The sunglasses helped, but the city was still loud. The hum of electricity in the walls, the vibrations of the subway deep underground... it was exhausting. She missed the silence of Kyoto. She missed Soseki, who was currently being babysitted by Panda, a thought that gave her mild anxiety.
She changed into the clothes. The fabric was high-quality. The skirt was structured, allowing for movement but looking sharp. The black turtleneck hid her pale throat and framed her face.
She stepped out.
Nobara was waiting, holding an iced coffee. She looked Miyuki up and down, then nodded once.
"Better," Nobara declared. "You look dangerous. Like a villain's secretary. I like it."
"Is 'villain's secretary' the aesthetic we are going for?" Miyuki asked, looking in the mirror. She had to admit, she looked... capable.
"It's better than 'victim'," Nobara said, taking a sip of coffee. She walked over and fixed Miyuki's collar. "Listen, Newbie. The clothes are armor. When you look like you can kill someone, people, and curses, hesitate. It buys you a second. And in our line of work, a second is the difference between living and dying."
Miyuki looked at the teenager. Nobara was young, but her eyes were old. She had seen death.
"You're wise for your age, Kugisaki-san," Miyuki said softly.

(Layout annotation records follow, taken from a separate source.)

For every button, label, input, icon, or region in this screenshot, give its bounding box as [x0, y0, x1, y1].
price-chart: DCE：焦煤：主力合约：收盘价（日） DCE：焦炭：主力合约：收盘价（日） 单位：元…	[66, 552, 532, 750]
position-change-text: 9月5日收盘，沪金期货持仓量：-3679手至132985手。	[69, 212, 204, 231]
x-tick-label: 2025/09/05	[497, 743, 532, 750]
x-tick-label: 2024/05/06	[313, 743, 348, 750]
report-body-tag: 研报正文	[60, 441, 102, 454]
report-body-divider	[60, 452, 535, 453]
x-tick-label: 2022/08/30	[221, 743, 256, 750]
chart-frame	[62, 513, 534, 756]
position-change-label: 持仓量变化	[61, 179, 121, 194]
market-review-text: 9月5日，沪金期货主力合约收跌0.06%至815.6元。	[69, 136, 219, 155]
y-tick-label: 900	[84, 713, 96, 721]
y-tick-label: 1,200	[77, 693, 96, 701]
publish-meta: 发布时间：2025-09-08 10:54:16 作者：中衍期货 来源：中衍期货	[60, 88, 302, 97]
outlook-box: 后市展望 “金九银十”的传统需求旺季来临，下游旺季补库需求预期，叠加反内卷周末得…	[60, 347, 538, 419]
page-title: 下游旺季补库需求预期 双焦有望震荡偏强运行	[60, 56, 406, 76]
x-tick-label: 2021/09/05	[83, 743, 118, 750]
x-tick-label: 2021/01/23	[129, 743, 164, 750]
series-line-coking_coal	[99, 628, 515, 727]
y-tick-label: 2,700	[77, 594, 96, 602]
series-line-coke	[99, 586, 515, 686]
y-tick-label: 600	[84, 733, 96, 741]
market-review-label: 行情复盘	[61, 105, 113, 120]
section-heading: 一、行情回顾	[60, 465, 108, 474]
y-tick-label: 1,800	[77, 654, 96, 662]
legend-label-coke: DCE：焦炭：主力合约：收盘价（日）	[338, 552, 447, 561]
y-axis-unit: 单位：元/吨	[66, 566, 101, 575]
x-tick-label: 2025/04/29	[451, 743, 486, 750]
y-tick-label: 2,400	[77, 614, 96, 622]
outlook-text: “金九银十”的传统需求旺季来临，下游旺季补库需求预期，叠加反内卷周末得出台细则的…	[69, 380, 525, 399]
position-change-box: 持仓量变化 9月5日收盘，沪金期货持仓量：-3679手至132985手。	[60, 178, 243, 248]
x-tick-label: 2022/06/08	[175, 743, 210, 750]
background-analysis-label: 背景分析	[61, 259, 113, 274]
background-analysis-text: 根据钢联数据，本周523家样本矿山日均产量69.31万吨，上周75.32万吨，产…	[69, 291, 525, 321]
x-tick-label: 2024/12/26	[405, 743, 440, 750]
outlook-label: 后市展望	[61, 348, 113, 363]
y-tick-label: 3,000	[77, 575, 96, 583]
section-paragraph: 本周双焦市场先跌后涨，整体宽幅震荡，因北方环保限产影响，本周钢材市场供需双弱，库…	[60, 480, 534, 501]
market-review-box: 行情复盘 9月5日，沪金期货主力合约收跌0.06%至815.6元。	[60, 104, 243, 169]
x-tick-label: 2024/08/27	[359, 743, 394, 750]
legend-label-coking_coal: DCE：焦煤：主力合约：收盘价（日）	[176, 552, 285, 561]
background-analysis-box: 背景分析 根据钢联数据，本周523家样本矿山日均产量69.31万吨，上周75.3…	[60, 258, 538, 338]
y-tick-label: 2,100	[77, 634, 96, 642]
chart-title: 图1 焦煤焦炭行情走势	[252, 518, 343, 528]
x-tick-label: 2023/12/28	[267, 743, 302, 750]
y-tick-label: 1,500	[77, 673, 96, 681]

"Just Nobara," she corrected. "And it's not wisdom. It's survival. Now, hand over the card."
"The card?"
"Gojo's Black Card," Nobara held out her hand. "He gave it to you, didn't he? He said 'Buy whatever you want, put it on my tab'."
Miyuki blinked. He actually had given her a sleek, black metal card that morning, with a sticky note attached that said: Retail therapy is cheaper than therapy-therapy! Buy Nobara something nice, so she doesn't kill you. - G.
Miyuki handed over the card.
Nobara's eyes shone with a cursed energy of their own, pure greed. "We are going to bankrupt him."